Pisces: Johnny Boy Civello (Mean Streets)

Those born under the sign of the fish often have a hard time drawing a line between what's real and what's a by-product of their imagination. You'll often find Pisces swimming contentedly in their own little dream world until reality crashes in and pours shade on their parade. Not only are these little fish often disappointed by the lack of magic in the real world, but they're also governed by their emotions. The result can be a hypersensitive soul tossed and turned relentlessly by the tides of times. Such is the case of "Johnny Boy" Civello in Martin Scorsese's 1973 crime drama "Mean Streets." Played by an impossibly young Robert De Niro, Civello is a classic Piscean.

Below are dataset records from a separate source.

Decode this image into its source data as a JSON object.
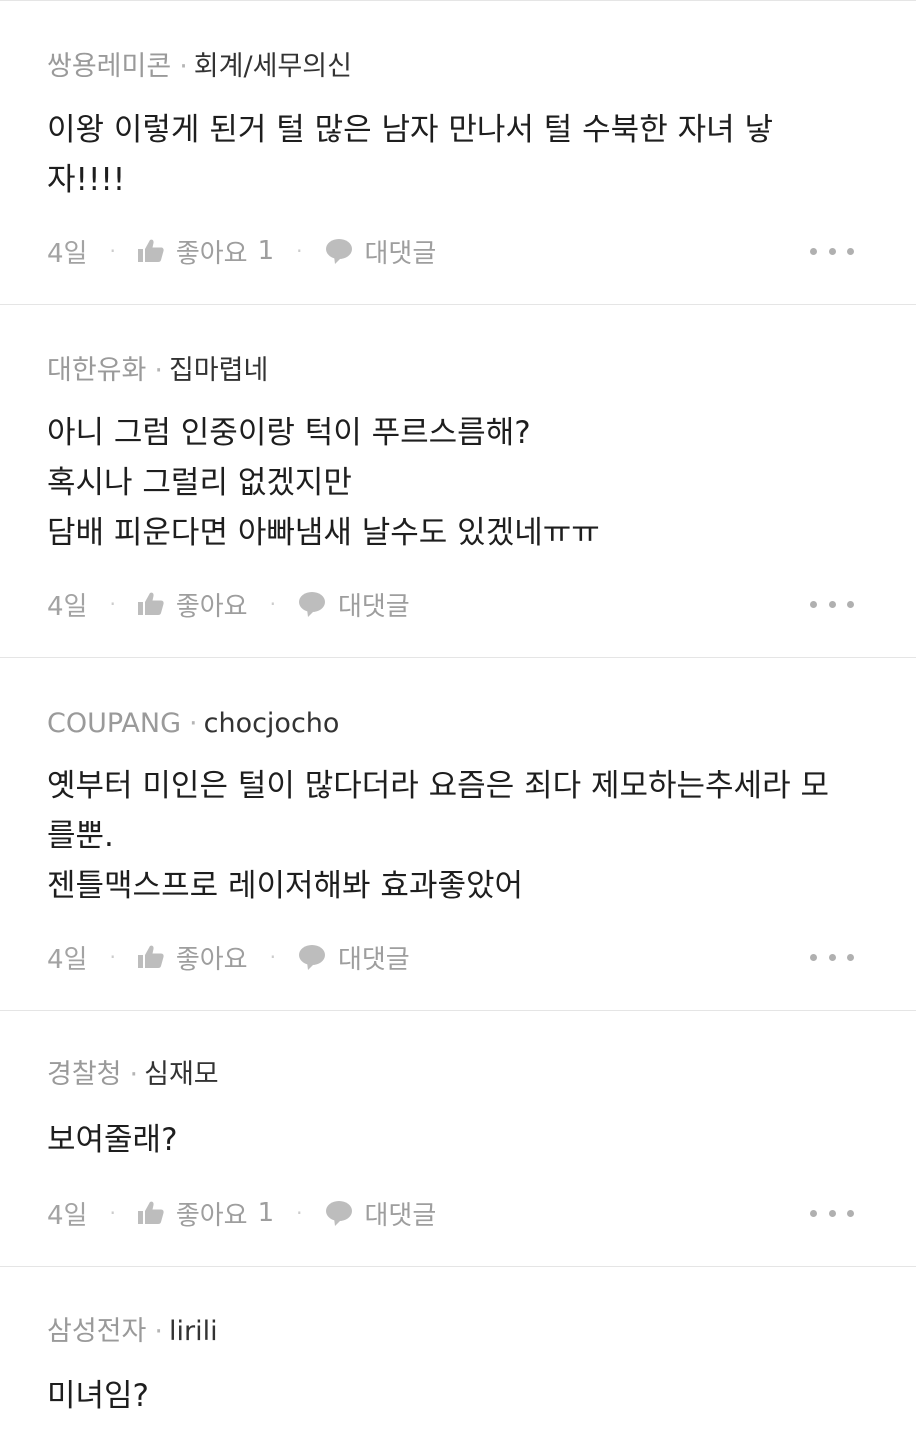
{
  "comments": [
    {
      "company": "쌍용레미콘",
      "nickname": "회계/세무의신",
      "lines": [
        "이왕 이렇게 된거 털 많은 남자 만나서 털 수북한 자녀 낳",
        "자!!!!"
      ],
      "time": "4일",
      "like_label": "좋아요",
      "like_count": "1",
      "reply_label": "대댓글"
    },
    {
      "company": "대한유화",
      "nickname": "집마렵네",
      "lines": [
        "아니 그럼 인중이랑 턱이 푸르스름해?",
        "혹시나 그럴리 없겠지만",
        "담배 피운다면 아빠냄새 날수도 있겠네ㅠㅠ"
      ],
      "time": "4일",
      "like_label": "좋아요",
      "like_count": "",
      "reply_label": "대댓글"
    },
    {
      "company": "COUPANG",
      "nickname": "chocjocho",
      "lines": [
        "옛부터 미인은 털이 많다더라 요즘은 죄다 제모하는추세라 모",
        "를뿐.",
        "젠틀맥스프로 레이저해봐 효과좋았어"
      ],
      "time": "4일",
      "like_label": "좋아요",
      "like_count": "",
      "reply_label": "대댓글"
    },
    {
      "company": "경찰청",
      "nickname": "심재모",
      "lines": [
        "보여줄래?"
      ],
      "time": "4일",
      "like_label": "좋아요",
      "like_count": "1",
      "reply_label": "대댓글"
    },
    {
      "company": "삼성전자",
      "nickname": "lirili",
      "lines": [
        "미녀임?"
      ],
      "time": "",
      "like_label": "",
      "like_count": "",
      "reply_label": ""
    }
  ],
  "separator": "·",
  "icons": {
    "like": "thumbs-up-icon",
    "reply": "speech-bubble-icon",
    "more": "more-dots-icon"
  },
  "colors": {
    "meta_company": "#9a9a9a",
    "meta_nick": "#333333",
    "body_text": "#1e1e1e",
    "action_text": "#9e9e9e",
    "divider": "#e5e5e5"
  }
}
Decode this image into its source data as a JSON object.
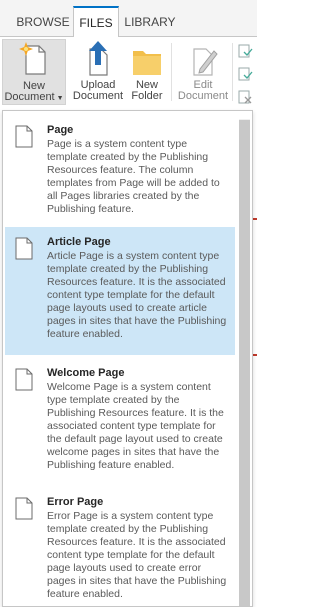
{
  "tabs": [
    {
      "label": "BROWSE"
    },
    {
      "label": "FILES"
    },
    {
      "label": "LIBRARY"
    }
  ],
  "ribbon": {
    "new_document": {
      "line1": "New",
      "line2": "Document",
      "icon": "new-document-icon"
    },
    "upload_document": {
      "line1": "Upload",
      "line2": "Document",
      "icon": "upload-icon"
    },
    "new_folder": {
      "line1": "New",
      "line2": "Folder",
      "icon": "folder-icon"
    },
    "edit_document": {
      "line1": "Edit",
      "line2": "Document",
      "icon": "edit-document-icon"
    }
  },
  "menu": {
    "items": [
      {
        "title": "Page",
        "description": "Page is a system content type template created by the Publishing Resources feature. The column templates from Page will be added to all Pages libraries created by the Publishing feature.",
        "selected": false
      },
      {
        "title": "Article Page",
        "description": "Article Page is a system content type template created by the Publishing Resources feature. It is the associated content type template for the default page layouts used to create article pages in sites that have the Publishing feature enabled.",
        "selected": true
      },
      {
        "title": "Welcome Page",
        "description": "Welcome Page is a system content type template created by the Publishing Resources feature. It is the associated content type template for the default page layout used to create welcome pages in sites that have the Publishing feature enabled.",
        "selected": false
      },
      {
        "title": "Error Page",
        "description": "Error Page is a system content type template created by the Publishing Resources feature. It is the associated content type template for the default page layouts used to create error pages in sites that have the Publishing feature enabled.",
        "selected": false
      }
    ]
  },
  "colors": {
    "accent": "#0072c6",
    "selected_bg": "#cde6f7",
    "folder": "#f2bf4b"
  }
}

Above all, Pisceans believe in romance and dreams and construct their world and principles accordingly. When they crash headfirst into a different reality, their default setting is to deny, dismiss and discredit. Check out Civello's complete refusal to work or take the threats from mobsters he owes money seriously. Pisceans are adept at adapting to their surroundings, but only if they can relate to them. 

Civello is a product of the New York streets. He has romanticized them and in him, their charm, mystery, ebullience, and violence are personified. It's a classic Pisces trick. Pisceans can be kind and gentle, flaky and delusional, inspirational, and, at times, unbearable. Civello is all these and more. Like all Pisceans, he can try, test, and torment his friends but boasts an elusive spark and spirituality that lights the way for others to follow.